In a multi-label classification, the accuracy is commonly defined as [1] $$ \text{Accuracy}(\boldsymbol{Y},\, \boldsymbol{Z}) := \frac{1}{n} \sum_{i=1}^n \frac{\lvert Y_i \cap Z_i \rvert}{\lvert Y_i \cup Z_i \rvert}, $$
where $Y_i$ is the set of predicted labels for sample $n$ and $Z_i$ is the corresponding set of ground-truth labels. If I get things right, this means that we divide the number of correctly classified labels per sample by the number of labels that are either predicted or given as ground-truth per sample and average over.

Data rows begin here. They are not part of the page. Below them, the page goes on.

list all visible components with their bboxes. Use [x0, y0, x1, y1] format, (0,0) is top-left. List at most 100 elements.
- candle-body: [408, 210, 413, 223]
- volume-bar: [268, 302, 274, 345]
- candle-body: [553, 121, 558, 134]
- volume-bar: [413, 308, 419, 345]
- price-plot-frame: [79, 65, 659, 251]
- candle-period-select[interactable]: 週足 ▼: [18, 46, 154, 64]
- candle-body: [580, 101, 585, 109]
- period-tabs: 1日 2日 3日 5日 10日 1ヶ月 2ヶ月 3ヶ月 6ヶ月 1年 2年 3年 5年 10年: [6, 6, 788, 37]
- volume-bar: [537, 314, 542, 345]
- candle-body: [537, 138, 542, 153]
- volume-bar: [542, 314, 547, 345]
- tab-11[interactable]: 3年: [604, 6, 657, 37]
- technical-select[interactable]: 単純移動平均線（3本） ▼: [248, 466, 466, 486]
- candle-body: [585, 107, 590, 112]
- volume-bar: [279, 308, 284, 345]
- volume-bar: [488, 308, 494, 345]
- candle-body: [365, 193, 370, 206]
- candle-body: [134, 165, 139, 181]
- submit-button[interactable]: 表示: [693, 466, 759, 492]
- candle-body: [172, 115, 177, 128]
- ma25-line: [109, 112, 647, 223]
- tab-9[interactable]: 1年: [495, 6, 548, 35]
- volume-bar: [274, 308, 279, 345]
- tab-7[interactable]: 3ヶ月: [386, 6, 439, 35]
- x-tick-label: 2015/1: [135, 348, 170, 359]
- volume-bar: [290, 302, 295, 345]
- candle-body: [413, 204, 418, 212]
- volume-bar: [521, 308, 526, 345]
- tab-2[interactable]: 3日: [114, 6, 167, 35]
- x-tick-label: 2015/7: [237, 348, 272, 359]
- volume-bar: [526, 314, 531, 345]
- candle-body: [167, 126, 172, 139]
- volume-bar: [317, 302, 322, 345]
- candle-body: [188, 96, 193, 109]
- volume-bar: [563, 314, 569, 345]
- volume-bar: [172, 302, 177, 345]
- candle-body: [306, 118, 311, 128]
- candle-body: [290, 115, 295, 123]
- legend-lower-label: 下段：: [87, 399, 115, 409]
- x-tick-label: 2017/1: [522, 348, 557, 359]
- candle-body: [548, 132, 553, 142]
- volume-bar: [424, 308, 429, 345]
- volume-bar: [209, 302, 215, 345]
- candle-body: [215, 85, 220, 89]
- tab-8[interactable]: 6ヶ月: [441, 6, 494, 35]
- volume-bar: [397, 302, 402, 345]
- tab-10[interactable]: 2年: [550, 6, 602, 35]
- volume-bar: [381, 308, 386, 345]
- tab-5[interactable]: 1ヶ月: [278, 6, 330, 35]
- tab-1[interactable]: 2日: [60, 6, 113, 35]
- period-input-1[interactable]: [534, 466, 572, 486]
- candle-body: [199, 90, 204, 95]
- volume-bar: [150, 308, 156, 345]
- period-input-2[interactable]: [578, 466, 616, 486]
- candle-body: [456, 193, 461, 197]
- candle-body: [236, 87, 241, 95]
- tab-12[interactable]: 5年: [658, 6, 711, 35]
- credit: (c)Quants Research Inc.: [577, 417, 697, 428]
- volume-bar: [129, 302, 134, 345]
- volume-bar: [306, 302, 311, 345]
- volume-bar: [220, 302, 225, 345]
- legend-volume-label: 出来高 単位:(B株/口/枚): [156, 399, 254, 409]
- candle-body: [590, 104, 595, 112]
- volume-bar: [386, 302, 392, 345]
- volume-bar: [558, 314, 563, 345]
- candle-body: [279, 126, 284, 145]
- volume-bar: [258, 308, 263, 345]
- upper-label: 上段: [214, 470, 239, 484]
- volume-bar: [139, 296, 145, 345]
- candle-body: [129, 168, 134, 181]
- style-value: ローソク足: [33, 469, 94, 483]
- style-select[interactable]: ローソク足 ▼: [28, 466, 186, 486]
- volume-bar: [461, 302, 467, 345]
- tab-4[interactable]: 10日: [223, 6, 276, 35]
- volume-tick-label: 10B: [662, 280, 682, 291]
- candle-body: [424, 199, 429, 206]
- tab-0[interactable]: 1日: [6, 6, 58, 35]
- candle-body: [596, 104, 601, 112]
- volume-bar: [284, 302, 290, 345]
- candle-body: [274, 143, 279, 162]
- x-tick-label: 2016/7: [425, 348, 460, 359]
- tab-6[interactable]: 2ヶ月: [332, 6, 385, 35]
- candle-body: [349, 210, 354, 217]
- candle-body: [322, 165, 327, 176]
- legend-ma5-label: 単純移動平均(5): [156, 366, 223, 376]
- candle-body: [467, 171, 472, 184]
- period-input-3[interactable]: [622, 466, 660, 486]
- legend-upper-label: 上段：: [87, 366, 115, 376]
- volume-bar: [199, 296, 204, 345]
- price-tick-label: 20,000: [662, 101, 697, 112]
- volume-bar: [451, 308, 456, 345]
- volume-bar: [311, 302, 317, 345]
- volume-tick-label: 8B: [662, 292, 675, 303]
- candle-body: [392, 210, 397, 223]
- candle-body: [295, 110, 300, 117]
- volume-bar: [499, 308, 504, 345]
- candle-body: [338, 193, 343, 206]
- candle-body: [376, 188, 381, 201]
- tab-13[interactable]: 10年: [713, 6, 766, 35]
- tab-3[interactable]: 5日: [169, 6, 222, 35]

For example, if $\boldsymbol{Y} := ([0,0,1],\,[1,0,1])$ and $\boldsymbol{Z} := ([0,0,0],\, [1,0,1])$, this would give $$ \text{Accuracy}(\boldsymbol{Y},\, \boldsymbol{Z}) = \frac{1}{2}\left( \frac{0}{1} + \frac{2}{2} \right) = \frac{1}{2}. $$
To me, this is unintuitive, since the classwise accuracies are $1$, $1$ and $\frac{1}{2}$ (in that order). The problem is that the definition of multi-label accuracy does not reflect correctly classified absence of labels, whereas the classwise accuracy does. The same is true for multi-label recall and precision as defined in [1].
Is it really like that or do I get the definitions wrong? Can you recommend any multi-label measures that suit better for problems, where correctly classified absence of labels is equally important as presence (apart from the Hamming Loss)?
[1] Sorower, Mohammad S. "A literature survey on algorithms for multi-label learning." Oregon State University, Corvallis 18 (2010).